0
votes

How could I import a file :

  • starting with an undefined number of comment lines
  • followed by a line with headers, some of them containing the comment character which is used to identify the comment lines above?

For example, with a file like this:

# comment 1
# ...
# comment X
c01,c#02,c03,c04
1,2,3,4
5,6,7,8 

Then:

myDF = read.table(myfile, sep=',', header=T)

Error in read.table(myfile, sep = ",", header = T) : more columns than column names

The obvious problem is that # is used as comment character to announce comment lines, but also in the headers (which, admittedly, is bad practice, but I have no control on this).

The number of comment lines being unknown a priori, I can't even use the skip argument. Also, I don't know the column names (not even their number) before importing, so I'd really need to read them from the file.

Any solution beyond manually manipulating the file?

1
readLines to import the whole thing as strings, then clean it up into a standard format. - Gregor Thomas
Cleanup the file before you bring it into R. Maybe you can go to the source and handle things there. - Tim Biegeleisen

1 Answers

1
votes

It may be easy enough to count the number of lines that start with a comment, and then skip them.

csvfile <- "# comment 1
# ...
# comment X
c01,c#02,c03,c04
1,2,3,4
5,6,7,8"

# return a logical for whether the line starts with a comment.
# remove everything from the first FALSE and afterward
# take the sum of what's left
start_comment <- grepl("^#", readLines(textConnection(csvfile)))
start_comment <- sum(head(start_comment, which(!start_comment)[1] - 1))

# skip the lines that start with the comment character
Data <- read.csv(textConnection(csvfile),
                 skip = start_comment,
                 stringsAsFactors = FALSE)

Note that this will work with read.csv, because in read.csv, comment.char = "". If you must use read.table, or must have comment.char = #, you may need a couple more steps.

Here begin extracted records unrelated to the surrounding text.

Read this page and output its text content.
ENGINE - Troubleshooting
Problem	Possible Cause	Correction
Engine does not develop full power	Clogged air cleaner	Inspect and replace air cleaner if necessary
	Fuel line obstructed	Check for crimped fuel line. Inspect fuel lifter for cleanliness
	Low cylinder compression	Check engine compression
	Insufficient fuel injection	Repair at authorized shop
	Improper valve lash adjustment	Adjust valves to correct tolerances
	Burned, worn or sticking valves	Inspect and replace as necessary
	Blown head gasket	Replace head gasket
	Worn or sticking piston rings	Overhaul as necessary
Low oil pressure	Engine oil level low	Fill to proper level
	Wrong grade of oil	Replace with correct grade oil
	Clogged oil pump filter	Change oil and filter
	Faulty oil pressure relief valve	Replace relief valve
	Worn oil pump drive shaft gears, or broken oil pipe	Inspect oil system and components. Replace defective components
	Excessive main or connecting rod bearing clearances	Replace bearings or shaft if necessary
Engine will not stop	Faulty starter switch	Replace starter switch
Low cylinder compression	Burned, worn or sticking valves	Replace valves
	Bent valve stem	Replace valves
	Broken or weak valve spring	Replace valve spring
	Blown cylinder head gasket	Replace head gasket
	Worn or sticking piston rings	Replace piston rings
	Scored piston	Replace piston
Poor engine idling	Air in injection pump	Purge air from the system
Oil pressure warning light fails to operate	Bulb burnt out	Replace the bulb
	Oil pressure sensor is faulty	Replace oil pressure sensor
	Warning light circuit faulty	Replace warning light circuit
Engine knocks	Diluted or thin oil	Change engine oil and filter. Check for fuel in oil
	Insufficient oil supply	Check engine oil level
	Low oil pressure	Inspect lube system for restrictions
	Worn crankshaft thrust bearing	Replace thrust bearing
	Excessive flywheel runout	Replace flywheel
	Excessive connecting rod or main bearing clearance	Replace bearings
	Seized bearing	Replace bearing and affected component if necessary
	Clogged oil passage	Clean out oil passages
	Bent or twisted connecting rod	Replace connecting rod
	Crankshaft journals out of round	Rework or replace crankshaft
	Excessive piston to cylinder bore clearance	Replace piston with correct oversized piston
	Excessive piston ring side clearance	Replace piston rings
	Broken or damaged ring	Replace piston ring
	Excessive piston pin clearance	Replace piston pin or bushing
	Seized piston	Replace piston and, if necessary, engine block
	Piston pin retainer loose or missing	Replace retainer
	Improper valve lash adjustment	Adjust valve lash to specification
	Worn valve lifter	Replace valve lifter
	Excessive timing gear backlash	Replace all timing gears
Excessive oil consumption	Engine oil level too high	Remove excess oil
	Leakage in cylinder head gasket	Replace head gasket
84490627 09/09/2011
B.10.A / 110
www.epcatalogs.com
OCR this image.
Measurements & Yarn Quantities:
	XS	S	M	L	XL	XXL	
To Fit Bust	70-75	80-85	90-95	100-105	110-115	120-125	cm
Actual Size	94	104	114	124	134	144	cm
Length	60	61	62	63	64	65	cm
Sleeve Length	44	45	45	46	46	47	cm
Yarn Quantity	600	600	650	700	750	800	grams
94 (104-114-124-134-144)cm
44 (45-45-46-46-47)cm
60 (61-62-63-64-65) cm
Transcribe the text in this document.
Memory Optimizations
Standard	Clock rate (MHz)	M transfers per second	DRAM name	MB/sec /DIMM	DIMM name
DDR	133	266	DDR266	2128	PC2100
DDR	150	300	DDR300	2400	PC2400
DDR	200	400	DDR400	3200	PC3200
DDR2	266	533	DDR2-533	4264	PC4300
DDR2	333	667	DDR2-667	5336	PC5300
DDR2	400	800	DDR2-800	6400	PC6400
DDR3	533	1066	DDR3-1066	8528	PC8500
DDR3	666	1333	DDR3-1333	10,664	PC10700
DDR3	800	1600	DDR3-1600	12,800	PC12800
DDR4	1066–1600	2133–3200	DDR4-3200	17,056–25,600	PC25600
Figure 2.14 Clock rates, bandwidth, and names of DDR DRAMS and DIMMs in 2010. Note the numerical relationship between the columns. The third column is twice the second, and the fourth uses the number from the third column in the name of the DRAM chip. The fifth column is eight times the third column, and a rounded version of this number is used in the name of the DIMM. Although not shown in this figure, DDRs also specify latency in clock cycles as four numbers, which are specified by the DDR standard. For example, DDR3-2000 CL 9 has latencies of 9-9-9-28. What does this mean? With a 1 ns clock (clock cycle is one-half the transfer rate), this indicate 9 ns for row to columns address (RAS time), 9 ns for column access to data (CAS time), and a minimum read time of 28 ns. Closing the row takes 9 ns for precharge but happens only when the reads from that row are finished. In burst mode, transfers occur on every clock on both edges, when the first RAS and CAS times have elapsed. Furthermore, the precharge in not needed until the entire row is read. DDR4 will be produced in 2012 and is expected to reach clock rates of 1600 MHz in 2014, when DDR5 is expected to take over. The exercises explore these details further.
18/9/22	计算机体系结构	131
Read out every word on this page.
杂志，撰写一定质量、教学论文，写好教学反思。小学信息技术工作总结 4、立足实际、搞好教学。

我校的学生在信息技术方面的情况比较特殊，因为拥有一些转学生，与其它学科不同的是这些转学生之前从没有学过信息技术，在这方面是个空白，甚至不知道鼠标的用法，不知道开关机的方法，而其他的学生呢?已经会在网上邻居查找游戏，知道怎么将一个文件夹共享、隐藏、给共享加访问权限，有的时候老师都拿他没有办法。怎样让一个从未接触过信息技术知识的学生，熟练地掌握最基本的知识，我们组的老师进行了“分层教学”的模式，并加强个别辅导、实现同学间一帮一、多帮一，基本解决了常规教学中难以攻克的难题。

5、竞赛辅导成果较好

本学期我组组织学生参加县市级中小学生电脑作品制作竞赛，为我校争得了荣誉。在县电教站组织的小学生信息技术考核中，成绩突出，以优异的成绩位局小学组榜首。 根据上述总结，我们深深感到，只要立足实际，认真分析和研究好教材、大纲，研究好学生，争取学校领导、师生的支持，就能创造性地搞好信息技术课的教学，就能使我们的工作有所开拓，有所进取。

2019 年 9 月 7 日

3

start_comment <- grepl("^#", readLines(textConnection(csvfile)))
start_comment <- sum(head(start_comment, which(!start_comment)[1] - 1))

# Get the headers by themselves.
Head <- read.table(textConnection(csvfile),
                   skip = start_comment,
                   header = FALSE,
                   sep = ",",
                   comment.char = "",
                   nrows = 1)

Data <- read.table(textConnection(csvfile),
                   sep = ",",
                   header = FALSE,
                   skip = start_comment + 1,
                   stringsAsFactors = FALSE)

# apply column names to Data
names(Data) <- unlist(Head)